500 spine would work.


----------



## hillwilly (May 20, 2011)

you will have to play with tuning, 500 should work but start full length and cut 1/2" at a time till you get nock left out of it (if your right handed) if you get nock right then you went too far. as for the REST velcro works fine on the sage. use feathers and get a ff twist string from chad he did a bang up job for me. p.s. my sage likes 8 1/4" brace height but you will have to find what works for your bow.


----------



## Iluvatar (Oct 13, 2006)

I'm liking the looks of the Easton Legacy 2117's cut at 30" with 125 grains up front. Pro's, Con's, Proper Spine?


----------



## Iluvatar (Oct 13, 2006)

hillwilly said:


> get a ff twist string from chad


Not sure who Chad is and what a ff twist string is...


----------



## hillwilly (May 20, 2011)

Iluvatar said:


> Not sure who Chad is and what a ff twist string is...

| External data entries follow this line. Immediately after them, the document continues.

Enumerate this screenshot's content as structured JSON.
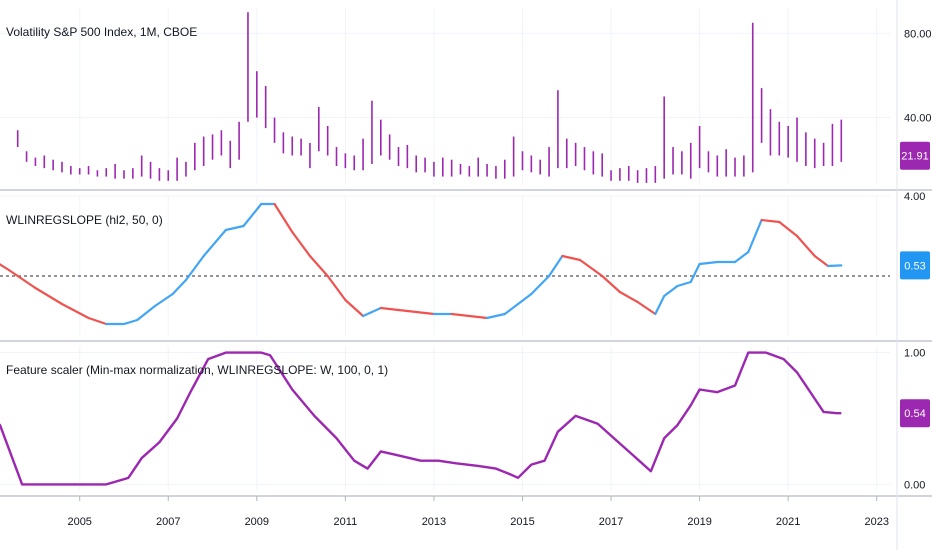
{
  "chart_data": [
    {
      "type": "bar",
      "subtype": "ohlc",
      "title": "Volatility S&P 500 Index, 1M, CBOE",
      "last_value_label": "21.91",
      "yticks": [
        "80.00",
        "40.00"
      ],
      "ytick_values": [
        80,
        40
      ],
      "ylim": [
        8,
        92
      ],
      "color": "#9c27b0",
      "x": [
        2003.6,
        2003.8,
        2004.0,
        2004.2,
        2004.4,
        2004.6,
        2004.8,
        2005.0,
        2005.2,
        2005.4,
        2005.6,
        2005.8,
        2006.0,
        2006.2,
        2006.4,
        2006.6,
        2006.8,
        2007.0,
        2007.2,
        2007.4,
        2007.6,
        2007.8,
        2008.0,
        2008.2,
        2008.4,
        2008.6,
        2008.8,
        2009.0,
        2009.2,
        2009.4,
        2009.6,
        2009.8,
        2010.0,
        2010.2,
        2010.4,
        2010.6,
        2010.8,
        2011.0,
        2011.2,
        2011.4,
        2011.6,
        2011.8,
        2012.0,
        2012.2,
        2012.4,
        2012.6,
        2012.8,
        2013.0,
        2013.2,
        2013.4,
        2013.6,
        2013.8,
        2014.0,
        2014.2,
        2014.4,
        2014.6,
        2014.8,
        2015.0,
        2015.2,
        2015.4,
        2015.6,
        2015.8,
        2016.0,
        2016.2,
        2016.4,
        2016.6,
        2016.8,
        2017.0,
        2017.2,
        2017.4,
        2017.6,
        2017.8,
        2018.0,
        2018.2,
        2018.4,
        2018.6,
        2018.8,
        2019.0,
        2019.2,
        2019.4,
        2019.6,
        2019.8,
        2020.0,
        2020.2,
        2020.4,
        2020.6,
        2020.8,
        2021.0,
        2021.2,
        2021.4,
        2021.6,
        2021.8,
        2022.0,
        2022.2
      ],
      "high": [
        34,
        24,
        21,
        22,
        20,
        19,
        17,
        16,
        17,
        15,
        16,
        18,
        15,
        16,
        22,
        19,
        16,
        15,
        21,
        19,
        28,
        31,
        32,
        34,
        29,
        38,
        90,
        62,
        55,
        40,
        33,
        31,
        30,
        28,
        45,
        36,
        26,
        23,
        22,
        30,
        48,
        39,
        32,
        26,
        27,
        22,
        21,
        19,
        21,
        20,
        18,
        17,
        21,
        18,
        17,
        20,
        31,
        24,
        22,
        20,
        26,
        53,
        30,
        28,
        26,
        24,
        23,
        15,
        16,
        17,
        15,
        16,
        17,
        50,
        26,
        24,
        28,
        36,
        24,
        22,
        25,
        21,
        22,
        85,
        54,
        44,
        38,
        36,
        40,
        33,
        30,
        28,
        37,
        39
      ],
      "low": [
        26,
        19,
        17,
        16,
        15,
        14,
        13,
        13,
        13,
        12,
        12,
        11,
        11,
        11,
        12,
        11,
        10,
        10,
        10,
        12,
        15,
        17,
        20,
        22,
        16,
        20,
        38,
        40,
        35,
        28,
        23,
        22,
        22,
        16,
        24,
        22,
        17,
        16,
        15,
        15,
        18,
        22,
        20,
        17,
        16,
        14,
        14,
        12,
        12,
        12,
        13,
        12,
        12,
        12,
        11,
        11,
        12,
        15,
        14,
        13,
        12,
        16,
        16,
        17,
        15,
        13,
        12,
        10,
        10,
        10,
        9,
        9,
        9,
        11,
        13,
        13,
        11,
        16,
        14,
        12,
        12,
        12,
        12,
        14,
        28,
        22,
        22,
        21,
        19,
        17,
        16,
        17,
        17,
        19
      ]
    },
    {
      "type": "line",
      "title": "WLINREGSLOPE (hl2, 50, 0)",
      "last_value_label": "0.53",
      "yticks": [
        "4.00"
      ],
      "ytick_values": [
        4
      ],
      "ylim": [
        -3,
        4
      ],
      "zero_line": 0,
      "rising_color": "#42a5f5",
      "falling_color": "#ef5350",
      "x": [
        2002.9,
        2003.4,
        2004.0,
        2004.6,
        2005.2,
        2005.6,
        2006.0,
        2006.3,
        2006.7,
        2007.1,
        2007.4,
        2007.8,
        2008.3,
        2008.7,
        2009.1,
        2009.4,
        2009.8,
        2010.2,
        2010.6,
        2011.0,
        2011.4,
        2011.8,
        2012.2,
        2012.6,
        2013.0,
        2013.4,
        2013.8,
        2014.2,
        2014.6,
        2014.9,
        2015.2,
        2015.6,
        2015.9,
        2016.3,
        2016.8,
        2017.2,
        2017.6,
        2018.0,
        2018.2,
        2018.5,
        2018.8,
        2019.0,
        2019.4,
        2019.8,
        2020.1,
        2020.4,
        2020.8,
        2021.2,
        2021.6,
        2021.9,
        2022.2
      ],
      "y": [
        1.0,
        0.3,
        -0.6,
        -1.4,
        -2.1,
        -2.4,
        -2.4,
        -2.2,
        -1.5,
        -0.9,
        -0.2,
        1.0,
        2.3,
        2.5,
        3.6,
        3.6,
        2.2,
        1.0,
        0.0,
        -1.2,
        -2.0,
        -1.6,
        -1.7,
        -1.8,
        -1.9,
        -1.9,
        -2.0,
        -2.1,
        -1.9,
        -1.4,
        -0.9,
        0.0,
        1.0,
        0.8,
        0.0,
        -0.8,
        -1.3,
        -1.9,
        -1.0,
        -0.5,
        -0.3,
        0.6,
        0.7,
        0.7,
        1.2,
        2.8,
        2.7,
        2.0,
        1.0,
        0.5,
        0.53
      ]
    },
    {
      "type": "line",
      "title": "Feature scaler (Min-max normalization, WLINREGSLOPE: W, 100, 0, 1)",
      "last_value_label": "0.54",
      "yticks": [
        "1.00",
        "0.00"
      ],
      "ytick_values": [
        1,
        0
      ],
      "ylim": [
        -0.05,
        1.05
      ],
      "color": "#9c27b0",
      "x": [
        2002.9,
        2003.2,
        2003.7,
        2004.4,
        2005.0,
        2005.6,
        2006.1,
        2006.4,
        2006.8,
        2007.2,
        2007.5,
        2007.9,
        2008.3,
        2008.7,
        2009.1,
        2009.3,
        2009.8,
        2010.3,
        2010.8,
        2011.2,
        2011.5,
        2011.8,
        2012.2,
        2012.7,
        2013.1,
        2013.5,
        2014.0,
        2014.4,
        2014.7,
        2014.9,
        2015.2,
        2015.5,
        2015.8,
        2016.2,
        2016.7,
        2017.1,
        2017.5,
        2017.9,
        2018.2,
        2018.5,
        2018.8,
        2019.0,
        2019.4,
        2019.8,
        2020.1,
        2020.5,
        2020.9,
        2021.2,
        2021.5,
        2021.8,
        2022.1,
        2022.2
      ],
      "y": [
        0.55,
        0.45,
        0.0,
        0.0,
        0.0,
        0.0,
        0.05,
        0.2,
        0.32,
        0.5,
        0.7,
        0.95,
        1.0,
        1.0,
        1.0,
        0.98,
        0.72,
        0.52,
        0.35,
        0.18,
        0.12,
        0.25,
        0.22,
        0.18,
        0.18,
        0.16,
        0.14,
        0.12,
        0.08,
        0.05,
        0.15,
        0.18,
        0.4,
        0.52,
        0.46,
        0.34,
        0.22,
        0.1,
        0.35,
        0.45,
        0.6,
        0.72,
        0.7,
        0.75,
        1.0,
        1.0,
        0.95,
        0.85,
        0.7,
        0.55,
        0.54,
        0.54
      ]
    }
  ],
  "x_axis": {
    "ticks": [
      "2005",
      "2007",
      "2009",
      "2011",
      "2013",
      "2015",
      "2017",
      "2019",
      "2021",
      "2023"
    ],
    "tick_values": [
      2005,
      2007,
      2009,
      2011,
      2013,
      2015,
      2017,
      2019,
      2021,
      2023
    ],
    "xlim": [
      2003.2,
      2023.3
    ]
  },
  "colors": {
    "vix_badge": "#9c27b0",
    "slope_badge": "#2196f3",
    "scaler_badge": "#9c27b0",
    "grid": "#f0f3fa",
    "separator": "#d1d4dc"
  }
}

 sorry, fast flight flemish twist string. chad : champion custom bowstrings www.recurves.com


----------



## Iluvatar (Oct 13, 2006)

Well, I ended up buying a dozen GameGetter 400's I figure I'll lose a few early on so I'd rather lose a $3.33 arrow than a $6+ arrow. Got some 5" Feathers to steer them.


----------



## pernluc (Jun 18, 2006)

Shoot off the shelf. 2117 will work just play around with point sizes to get you shooting well. Youll lose (a few) arrows ( maybe lots). Just part of it. The best advise is to shoot a lot and figure out your own aiming method. If you make your own arrows you can get decent cedar shafts and finish them for fairly decent cost. Look on ebay for bulk aluminum shafts. I bought 200 some time ago for a buck 50 each. start at ten yards and adjust your yardage as you confidence builds. Shoot the string you have. Its way good enought til you get it.


----------